Haier Learns an Important Lesson about Internet
I’m a little late to this party. TL;DR Haier tried to bully a FOSS developer who was making their product more useful, and got schooled. I love it.
It is worth reading the timeline and the associated FAQ. Not just because it’s fun to watch a company try to abuse someone providing a free service that makes their products more valuable, get skewered. But also because it provides a framework for how to deal with this sort of thing in the future, should when it happens again.
I understand why companies like Haier try to control API access. There is probably some wunderkind at HQ who thinks there’s money to be made in joining the IoT, and then gatekeeping it. But on the other hand, I don’t understand why they are so close-minded about it. I think they clearly don’t understand the cost service equation, or have made poor application architecture decisions either to force a Cloud dependency, or don’t understand that our networks are our networks.

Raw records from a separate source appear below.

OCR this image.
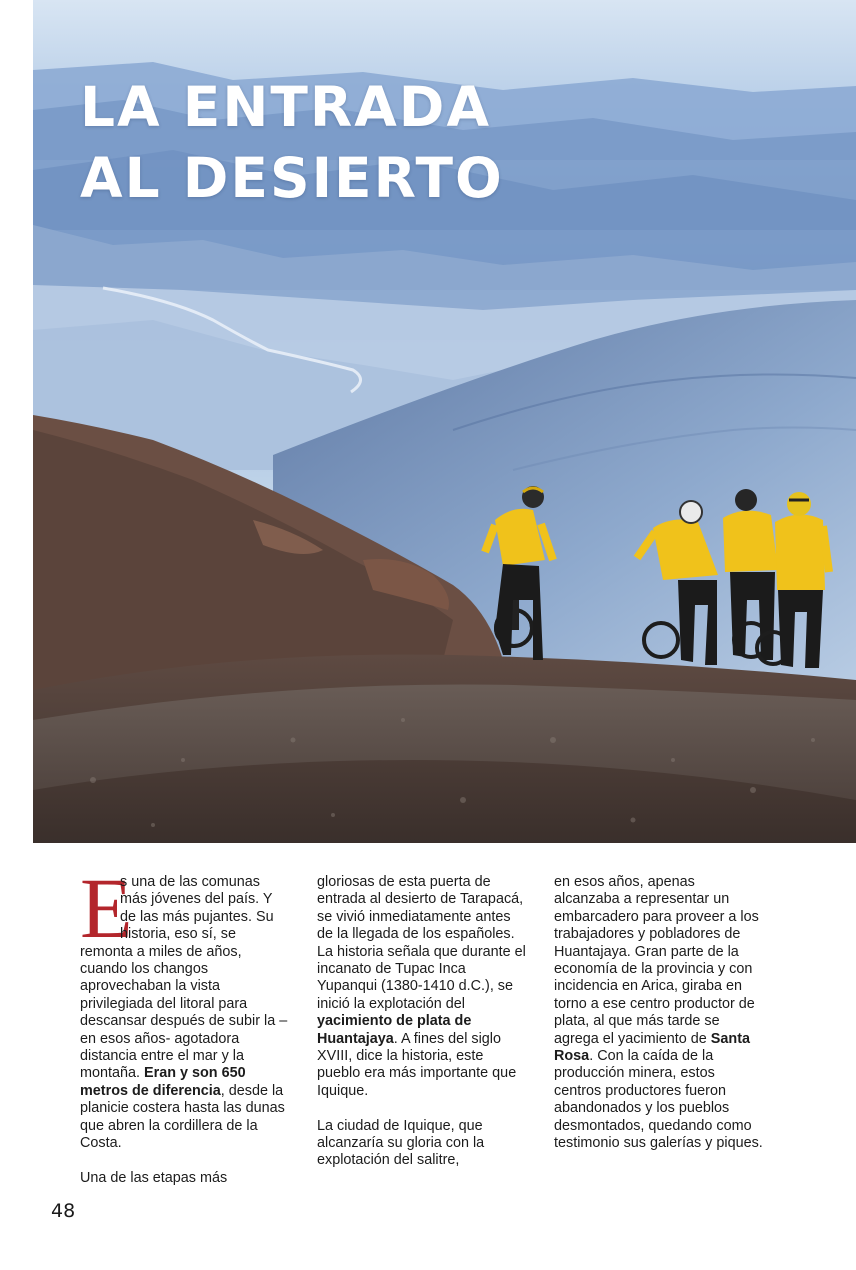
LA ENTRADA
AL DESIERTO

E
s una de las comunas más jóvenes del país. Y de las más pujantes. Su historia, eso sí, se remonta a miles de años, cuando los changos aprovechaban la vista privilegiada del litoral para descansar después de subir la –en esos años- agotadora distancia entre el mar y la montaña. Eran y son 650 metros de diferencia, desde la planicie costera hasta las dunas que abren la cordillera de la Costa.

Una de las etapas más

gloriosas de esta puerta de entrada al desierto de Tarapacá, se vivió inmediatamente antes de la llegada de los españoles. La historia señala que durante el incanato de Tupac Inca Yupanqui (1380-1410 d.C.), se inició la explotación del yacimiento de plata de Huantajaya. A fines del siglo XVIII, dice la historia, este pueblo era más importante que Iquique.

La ciudad de Iquique, que alcanzaría su gloria con la explotación del salitre,

en esos años, apenas alcanzaba a representar un embarcadero para proveer a los trabajadores y pobladores de Huantajaya. Gran parte de la economía de la provincia y con incidencia en Arica, giraba en torno a ese centro productor de plata, al que más tarde se agrega el yacimiento de Santa Rosa. Con la caída de la producción minera, estos centros productores fueron abandonados y los pueblos desmontados, quedando como testimonio sus galerías y piques.

48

Even if we ignore that, the percentage of their user base that takes advantage of projects like this can’t be large. If they weren’t jerks about it, I wouldn’t even know that the plugin for Home Assistant existed, because I don’t have any Haier products. All they’ve done is Streisand effect their closed minded behavior and tarnish the brand with people who follow this kind of thing. After this, the probability that I will buy a Haier product approaches zero, where beforehand I was ambivalent towards the company.

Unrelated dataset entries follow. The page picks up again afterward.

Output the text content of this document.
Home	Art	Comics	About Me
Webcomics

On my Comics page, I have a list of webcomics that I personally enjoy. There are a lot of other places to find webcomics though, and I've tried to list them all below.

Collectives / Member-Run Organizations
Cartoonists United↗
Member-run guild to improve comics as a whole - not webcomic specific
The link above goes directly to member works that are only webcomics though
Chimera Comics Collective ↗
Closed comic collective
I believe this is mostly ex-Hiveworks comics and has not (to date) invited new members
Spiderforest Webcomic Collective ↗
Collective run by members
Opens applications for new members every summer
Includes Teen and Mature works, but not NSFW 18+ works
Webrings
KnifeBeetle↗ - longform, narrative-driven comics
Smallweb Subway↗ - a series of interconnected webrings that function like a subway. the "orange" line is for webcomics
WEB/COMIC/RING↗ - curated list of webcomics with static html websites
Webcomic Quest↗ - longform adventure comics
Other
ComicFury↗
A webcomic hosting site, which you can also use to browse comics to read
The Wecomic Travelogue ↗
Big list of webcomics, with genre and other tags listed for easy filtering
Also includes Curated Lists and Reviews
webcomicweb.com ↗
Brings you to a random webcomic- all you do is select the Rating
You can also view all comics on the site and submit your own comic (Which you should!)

Same goes for Chamberlain. Who recently did the same thing, but have stuck to their guns. Probably because they think that people should pay them a money fee to be able to open/close the garage door from their mobile device or automation.
Except there, it actually cost the company a sale because we were planning on using their garage door opener in the house we’re building. Now we’re going to use a Genie 6172 instead.
To be clear, I’m not saying that any of this will have a round error’s impact on either company’s bottom line. But that’s true either way. More that I don’t understand why companies feel a need to be a jerk about stuff like this in public. Being a jerk can’t be good for the brand.